Leurs grands-parents, leurs mères, confrontés aux difficultés du travail de la terre, et de la vie quotidienne, comment vivaient-ils la présence 

militaire ?

Ce qui est certain, c’est que la vie paisible et rythmée par les travaux agricoles de ces villages fut bouleversée par la vie trépidante et bruyante des casernements.


Pour les populations, les conséquences de la présence américaine ne se limiteront pas à ce seul aspect de la vie villageoise ; elles pèseront sur de multiples aspects de la vie sociale.



ANNEXE 1

Fernand Morlat, membre de l’Union des Aviateurs de la Seine est un des fondateurs avec Charles Tauvin, propriétaire foncier sur la commune de l’Aérodrome de Pontlevoy. L’aérodrome de Pontlevoy a connu ses heures de gloire de 1910 à 1920. Terrain d’atterrissage et de décollage, celui-ci se transforme dès août 1910 en école d’aviation avec quelques avions-pilotes, puis en terrain militaire jusqu’au départ de l’armée de l’air américaine en juin 1920.

Le Département de Loir et Cher, avec la participation des Archives Départementales a consacré à l’aéroport de Pontlevoy, une exposition itinérante.


Notes

1 - Délibération du Conseil Municipal de Monthou-sur-Cher. Source ADLC.

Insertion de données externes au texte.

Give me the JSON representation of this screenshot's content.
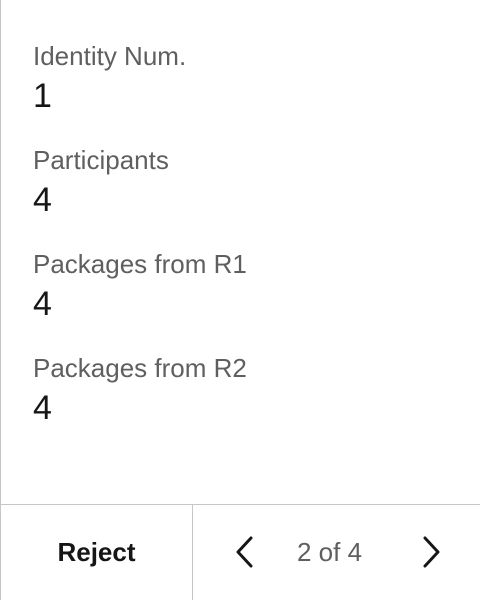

2 - Rapport du Commissaire Spécial au Préfet de Loir et Cher. Source ADLC : Série 4 M 21, Commissaires Spéciaux.,Rapports de police, population, affaires économiques, mercuriales, maladies vénériennes, tuberculose,

3 - Monsieur Guy LEMOINE, dans un recueil de souvenirs intitulé  "GLANE ... DE SOUVENIRS", écrit en 1988, témoigne de son enfance vécue à Monthou-sur-Cher. Il évoque dans ce recueil la vie du village pendant la Grande-Guerre et  "LES AMERICAINS ».